Hoşgeldiniz.
Oy vermeyi ve yorum yapmayı unutmayın lütfen. Yorumlarınızı okumayı seviyorum 🤍
Salonda dönen kargaşaya artık ben yetişemez olmuştum. Dışarıda duyduğum araba sesiyle Karan dahil kimseye bir şey demeden kalktım ve kapıyı açıp çıktım. Kapıya yürürken duyduğum şey annemleri çağırdığımdan beri yaklaşık bin kez duyduğum cümleydi. "Münasip olan Trabzon'da yapmaktur torunum."
Meryem hanım bize ilk düğünü Trabzon'da yapacağını söylediğinden beri ısrarla diretiyordu. Bir ara orta masaya ciddi anlamda yumruğunu vurup "Trabzon'da olacak dedum işte o kadar." bile demişti. O andan itibaren sinirlerim inanılmaz bozulmuştu.
Dışarıya çıktığımda kapıyı arkamdan çektim. Uygar kapının çok yakınında dikiliyordu. Yüzümü dikkatle inceliyordu ama ben ona dikkat edebilecek gibi değildim. Derin bir nefes alıp kimlerin geldiğine baktım. Annemin arabası. Dilşah anneden bile önce gelmişti. Bu biraz olsun yüzümde bir tebessüme sebep oldu. Dilşah anneye bile telefonda bir yere kadar açık olabilmiştim ama anneme açıkça "ne demem gerektiğini bilemedim, kınayı biz yaptık düğünü onlar yapacak diye onların dediği yerde olması mı gerekiyor, babaanne inanılmaz ters biri ve habersiz çıkıp geldiler anne..." sesimi ve derdimi duyduğu anda "birazdan orada olurum, yok öyle bir dünya kınayı biz yaptık diye düğüne istedikleri gibi karışamazlar. Düğününü de baban yapar. Dağ gibi Erdem SEÇKİN var senin arkanda. Ben gelene kadar dik dur. O sesinde ki ifadeyi de geldiğimde duymak istemiyorum." diyerek telefonu kapatmıştı.

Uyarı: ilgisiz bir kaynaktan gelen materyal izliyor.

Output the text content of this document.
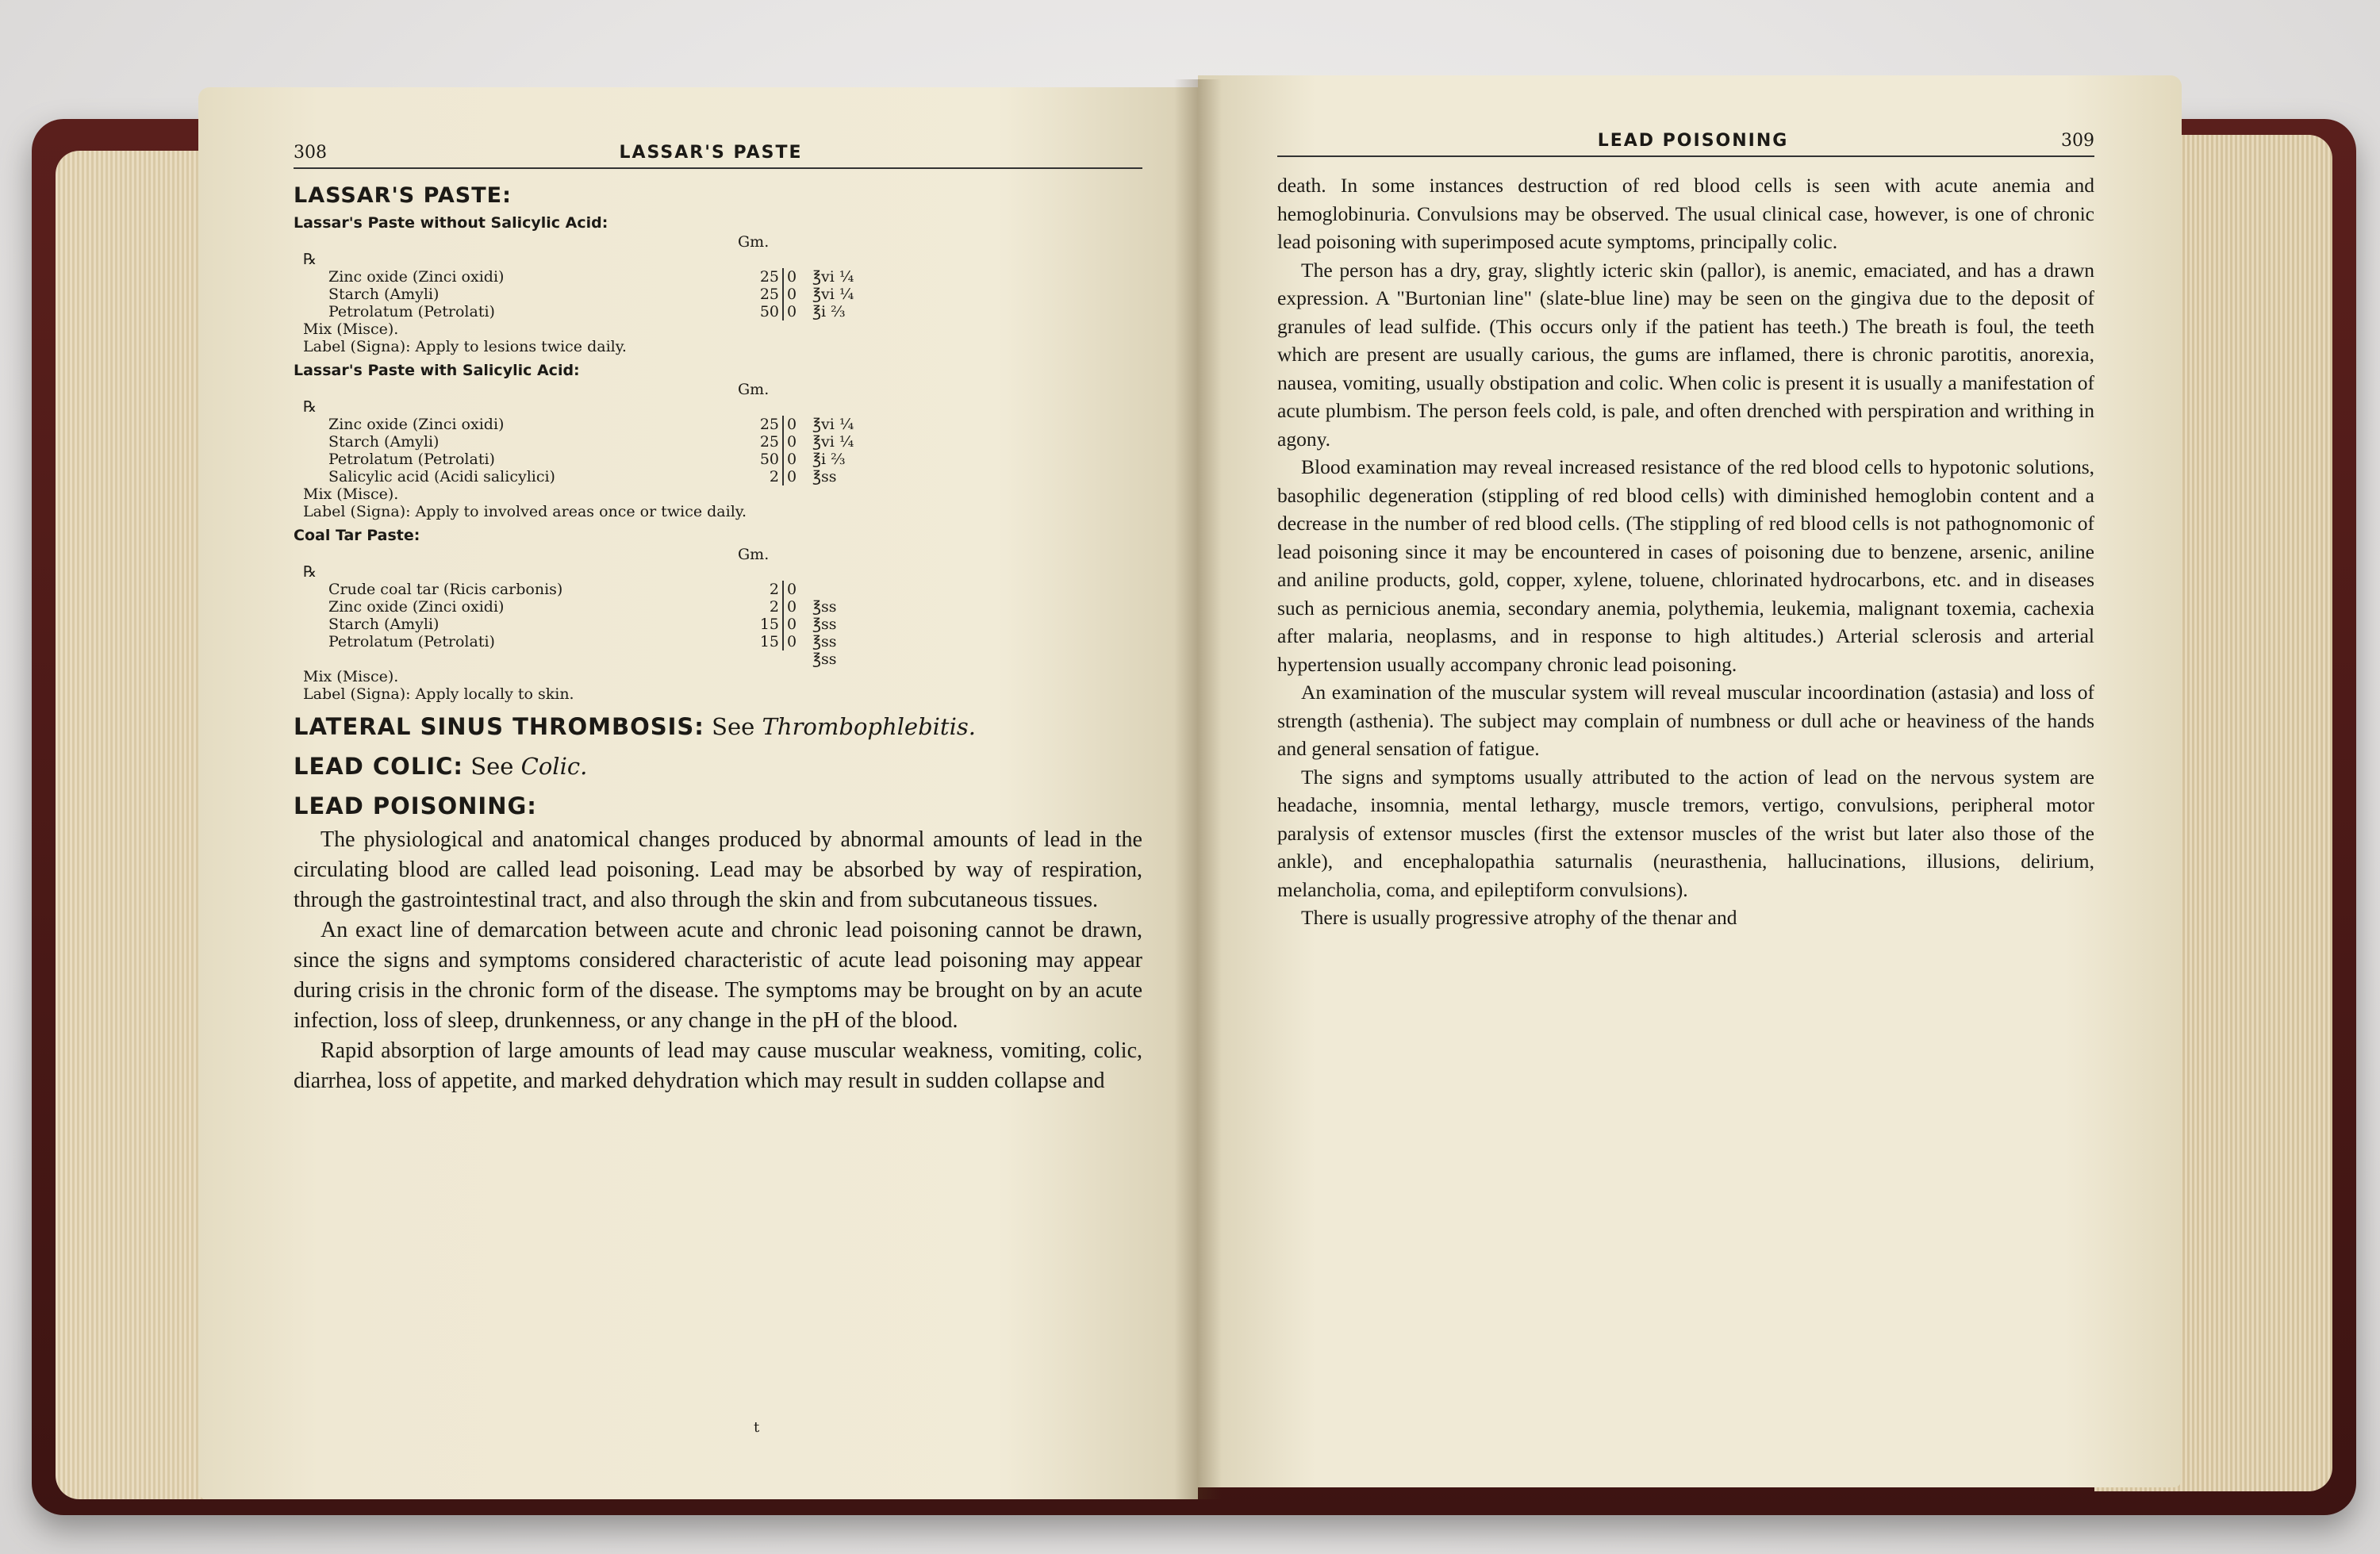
308	LASSAR'S PASTE
LASSAR'S PASTE:
Lassar's Paste without Salicylic Acid:
Gm.
℞
Zinc oxide (Zinci oxidi)	25	0	℥vi ¼
Starch (Amyli)	25	0	℥vi ¼
Petrolatum (Petrolati)	50	0	℥i ⅔
Mix (Misce).
Label (Signa): Apply to lesions twice daily.
Lassar's Paste with Salicylic Acid:
Gm.
℞
Zinc oxide (Zinci oxidi)	25	0	℥vi ¼
Starch (Amyli)	25	0	℥vi ¼
Petrolatum (Petrolati)	50	0	℥i ⅔
Salicylic acid (Acidi salicylici)	2	0	℥ss
Mix (Misce).
Label (Signa): Apply to involved areas once or twice daily.
Coal Tar Paste:
Gm.
℞
Crude coal tar (Ricis carbonis)	2	0	
Zinc oxide (Zinci oxidi)	2	0	℥ss
Starch (Amyli)	15	0	℥ss
Petrolatum (Petrolati)	15	0	℥ss
			℥ss
Mix (Misce).
Label (Signa): Apply locally to skin.
LATERAL SINUS THROMBOSIS: See Thrombophlebitis.
LEAD COLIC: See Colic.
LEAD POISONING:

The physiological and anatomical changes produced by abnormal amounts of lead in the circulating blood are called lead poisoning. Lead may be absorbed by way of respiration, through the gastrointestinal tract, and also through the skin and from subcutaneous tissues.

An exact line of demarcation between acute and chronic lead poisoning cannot be drawn, since the signs and symptoms considered characteristic of acute lead poisoning may appear during crisis in the chronic form of the disease. The symptoms may be brought on by an acute infection, loss of sleep, drunkenness, or any change in the pH of the blood.

Rapid absorption of large amounts of lead may cause muscular weakness, vomiting, colic, diarrhea, loss of appetite, and marked dehydration which may result in sudden collapse and

t
LEAD POISONING	309

death. In some instances destruction of red blood cells is seen with acute anemia and hemoglobinuria. Convulsions may be observed. The usual clinical case, however, is one of chronic lead poisoning with superimposed acute symptoms, principally colic.

The person has a dry, gray, slightly icteric skin (pallor), is anemic, emaciated, and has a drawn expression. A "Burtonian line" (slate-blue line) may be seen on the gingiva due to the deposit of granules of lead sulfide. (This occurs only if the patient has teeth.) The breath is foul, the teeth which are present are usually carious, the gums are inflamed, there is chronic parotitis, anorexia, nausea, vomiting, usually obstipation and colic. When colic is present it is usually a manifestation of acute plumbism. The person feels cold, is pale, and often drenched with perspiration and writhing in agony.

Blood examination may reveal increased resistance of the red blood cells to hypotonic solutions, basophilic degeneration (stippling of red blood cells) with diminished hemoglobin content and a decrease in the number of red blood cells. (The stippling of red blood cells is not pathognomonic of lead poisoning since it may be encountered in cases of poisoning due to benzene, arsenic, aniline and aniline products, gold, copper, xylene, toluene, chlorinated hydrocarbons, etc. and in diseases such as pernicious anemia, secondary anemia, polythemia, leukemia, malignant toxemia, cachexia after malaria, neoplasms, and in response to high altitudes.) Arterial sclerosis and arterial hypertension usually accompany chronic lead poisoning.

An examination of the muscular system will reveal muscular incoordination (astasia) and loss of strength (asthenia). The subject may complain of numbness or dull ache or heaviness of the hands and general sensation of fatigue.

The signs and symptoms usually attributed to the action of lead on the nervous system are headache, insomnia, mental lethargy, muscle tremors, vertigo, convulsions, peripheral motor paralysis of extensor muscles (first the extensor muscles of the wrist but later also those of the ankle), and encephalopathia saturnalis (neurasthenia, hallucinations, illusions, delirium, melancholia, coma, and epileptiform convulsions).

There is usually progressive atrophy of the thenar and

Annemin kapısını Yaman açmıştı. "Hoş geldiniz." dedi Yaman sıcak bir tebessümle ama annem aynı şekilde karşılık vermedi. "Hiç hoş bulmadım Yaman." dedi. Yamanda durumu bildiğinden ses etmedi ama onun ne suçu vardı şuan. Annemin yanından ablamın indiğini görünce hem şaşırdım hem sevindim. Ablam gelmesiyle verdiği ve vereceği destek yetmezmiş gibi birde hislerime tercüman oldu. "Anne Yamana çıkışmanın hiçbir anlamı yok şuan." dedi.
Ablam arabanın önünden dolanıp yanlarına geldiğinde Yaman "nasılsın Hande?" dedi. "Haleyi görüp konuşunca daha iyi olacağım. Sabahtan beri içimde bir sıkıntı vardı zaten buymuş demek." dedi ablam. Ardından bana doğru yürüdüklerinde beklemediğim bir şey oldu ve grup kucaklaşması yaptık. Annem bir yanımdan bir kolunu Hande diğer yanımdan diğer kolunu dolamıştı boynuma.

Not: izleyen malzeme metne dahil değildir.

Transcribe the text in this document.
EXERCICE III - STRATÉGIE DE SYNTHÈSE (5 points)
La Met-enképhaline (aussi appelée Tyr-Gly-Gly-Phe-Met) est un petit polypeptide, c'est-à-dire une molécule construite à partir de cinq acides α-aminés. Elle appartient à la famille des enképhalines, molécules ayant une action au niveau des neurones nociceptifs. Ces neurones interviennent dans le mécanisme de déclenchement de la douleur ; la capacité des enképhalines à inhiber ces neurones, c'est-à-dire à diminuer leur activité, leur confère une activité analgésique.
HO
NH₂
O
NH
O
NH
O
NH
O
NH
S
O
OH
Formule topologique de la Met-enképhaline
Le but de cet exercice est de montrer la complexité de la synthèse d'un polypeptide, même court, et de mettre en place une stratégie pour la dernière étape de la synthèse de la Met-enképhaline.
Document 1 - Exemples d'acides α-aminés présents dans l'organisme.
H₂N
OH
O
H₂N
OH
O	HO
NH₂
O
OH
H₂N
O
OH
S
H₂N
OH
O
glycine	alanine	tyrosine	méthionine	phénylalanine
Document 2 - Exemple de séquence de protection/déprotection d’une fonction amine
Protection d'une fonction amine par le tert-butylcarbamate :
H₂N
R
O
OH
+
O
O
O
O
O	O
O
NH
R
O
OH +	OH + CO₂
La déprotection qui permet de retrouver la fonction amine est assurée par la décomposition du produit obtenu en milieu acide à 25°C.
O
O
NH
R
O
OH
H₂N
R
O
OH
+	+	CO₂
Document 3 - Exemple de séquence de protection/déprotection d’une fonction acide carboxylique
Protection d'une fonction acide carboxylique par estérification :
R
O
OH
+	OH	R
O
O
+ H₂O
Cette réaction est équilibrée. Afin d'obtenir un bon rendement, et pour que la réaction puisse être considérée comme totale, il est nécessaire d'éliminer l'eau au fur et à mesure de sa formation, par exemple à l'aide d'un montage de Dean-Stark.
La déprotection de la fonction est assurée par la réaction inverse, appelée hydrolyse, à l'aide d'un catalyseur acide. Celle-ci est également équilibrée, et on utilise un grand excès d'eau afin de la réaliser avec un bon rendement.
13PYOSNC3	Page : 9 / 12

"Geldik. Sırtın nasılda gergin." dedi ablam elini sırtımda dolaştırırken.
"Kızımı aralarına almışlar sıkıştırıyorlar resmen! Kınanın ertesi günü gelmeleri de çok manidar. Davetli değillerdi ya o yüzden yaptılar kesin." dedi annem.

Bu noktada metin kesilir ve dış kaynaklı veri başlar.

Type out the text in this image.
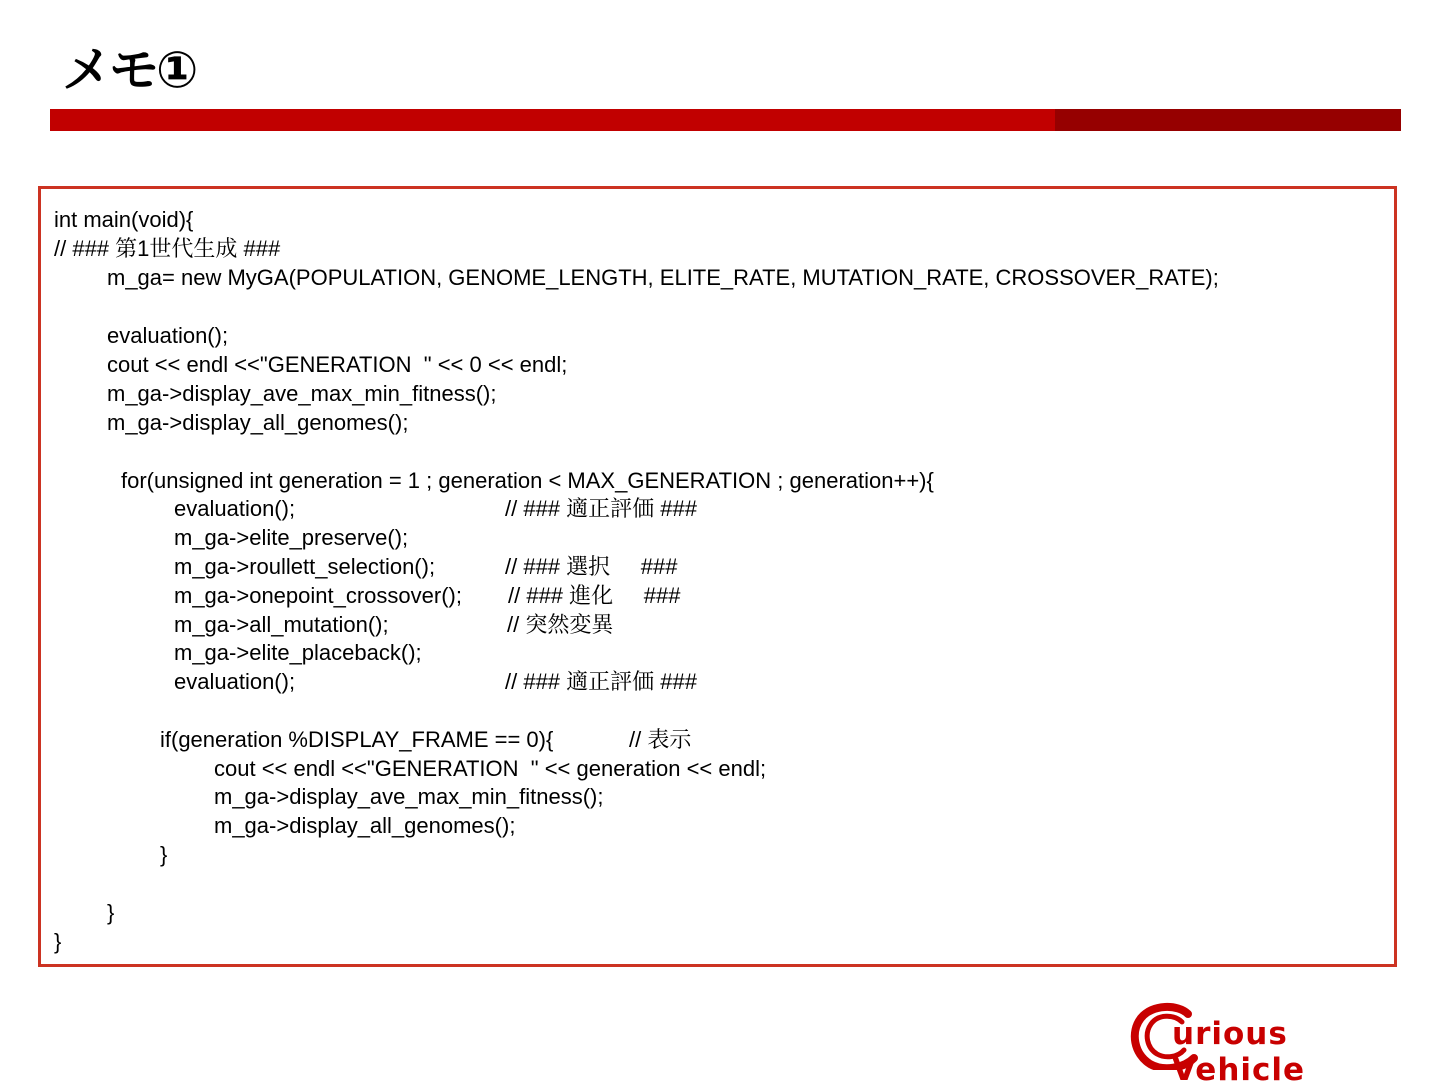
メモ①
int main(void){
// ### 第1世代生成 ###
m_ga= new MyGA(POPULATION, GENOME_LENGTH, ELITE_RATE, MUTATION_RATE, CROSSOVER_RATE);
evaluation();
cout << endl <<"GENERATION  " << 0 << endl;
m_ga->display_ave_max_min_fitness();
m_ga->display_all_genomes();
for(unsigned int generation = 1 ; generation < MAX_GENERATION ; generation++){
evaluation();	// ### 適正評価 ###
m_ga->elite_preserve();
m_ga->roullett_selection();	// ### 選択     ###
m_ga->onepoint_crossover(); // ### 進化     ###
m_ga->all_mutation();	// 突然変異
m_ga->elite_placeback();
evaluation();	// ### 適正評価 ###
if(generation %DISPLAY_FRAME == 0){	// 表示
cout << endl <<"GENERATION  " << generation << endl;
m_ga->display_ave_max_min_fitness();
m_ga->display_all_genomes();
}
}
}
urious Vehicle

"Anne haklı olabilirsin ama lütfen içeride biraz daha sakin ol olur mu? Sonuçta o insanlar Karanın ailesi kırıcı olmamaya dikkat et. Ayrıca Karan yanımdaydı onun beni sıkıştırdığı yok. Babaanneye geldiğinden beri karşı çıkıyor." dedim.
ŞİMDİ OKUDUĞUN
BERCESTE
Teen FictionKaran Haznedaroğlu. 27 yıldır her istediğini elde eden, sadece adıyla bile bütün kapıları açabilecek bir adam. Şimdi her şeyden çok istediği bir şey vardı. Onu alarak buz tutmuş kalbinin en güzel köşesine saklamak, gülümsemesiyle çıkan güneşte ısınm...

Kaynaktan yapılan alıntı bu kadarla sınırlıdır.